February 17, 2011, 5:19 PM — Cloud computing is such a pain.
You have to identify a service company, sign up, decide how much capacity you want to use, and then just keep using it.
Sure, you can go up or down when you need more or less capacity or want to save money.
But where can you go if you suddenly want 10,000 virtual servers all running Call of Duty: Black Ops, but only for one day?
SpotCloud. It's a service launched last month by regular old infrastructure as a service provider Enomaly primarily to give other cloud providers a place to sell of excess compute capacity, in the same way electric utilities pool and resell their extra capacity.
For buyers it's designed to supply "Transient Compute Capacity" (a transparent effort to introduce another TLA that, as a bonus, makes the more commonly used phrase "temporary capacity longer and more technical-sounding). TCC covers spiky demand for load balancing, content delivery, performance optimization and such, according to SpotCloud.

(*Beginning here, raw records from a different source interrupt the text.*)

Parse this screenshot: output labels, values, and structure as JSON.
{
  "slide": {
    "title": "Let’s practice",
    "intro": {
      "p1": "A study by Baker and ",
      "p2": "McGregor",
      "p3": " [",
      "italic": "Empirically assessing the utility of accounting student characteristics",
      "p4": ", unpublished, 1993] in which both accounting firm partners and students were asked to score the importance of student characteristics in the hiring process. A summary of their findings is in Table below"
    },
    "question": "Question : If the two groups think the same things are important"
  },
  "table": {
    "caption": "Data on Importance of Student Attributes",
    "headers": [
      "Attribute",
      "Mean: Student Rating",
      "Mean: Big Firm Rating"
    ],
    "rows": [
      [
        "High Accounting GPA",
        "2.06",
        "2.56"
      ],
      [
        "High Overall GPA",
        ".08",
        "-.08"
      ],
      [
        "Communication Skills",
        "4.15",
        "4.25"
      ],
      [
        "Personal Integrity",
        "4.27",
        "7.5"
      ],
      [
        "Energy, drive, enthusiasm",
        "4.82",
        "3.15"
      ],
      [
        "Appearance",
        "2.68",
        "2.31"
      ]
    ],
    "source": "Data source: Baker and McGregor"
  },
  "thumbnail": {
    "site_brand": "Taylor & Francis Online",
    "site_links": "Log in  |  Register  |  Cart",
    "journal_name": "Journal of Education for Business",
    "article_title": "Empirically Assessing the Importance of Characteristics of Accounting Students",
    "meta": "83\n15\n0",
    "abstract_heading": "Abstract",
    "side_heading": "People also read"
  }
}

The temporary cloud power isn't designed to house your SAP apps. It's an edge thing – appropriate for smaller, locked-down virtual servers running as appliances – a set of which are available for download and imprinting with your own server images.
If you just need a bunch of Exchange servers or raw HPC or two month's worth of time on a bunch of servers that can be a DMZ to integrate your company and a recent acquisition, or just to rent some short-term project or dev space, SpotCloud isn't a bad idea.
It also includes internal code and APIs that distribute specific loads across the number of VMs and compute cycles it has available at any time. On any given day that can range between 10,000 and 25,000 virtual servers, according to analysts at GigaOm.
In this way SpotCloud actually functions more like a reverse cloud, allowing one company to add varying amounts of capacity to a generalized pool, depending on how much is available every day, getting paid according to how much capacity it supplies and what the demand is.
On the buy side it lets end-user customers shop among providers or add short-term capacity from a different provider at (potentially) a better price than the primary vendor.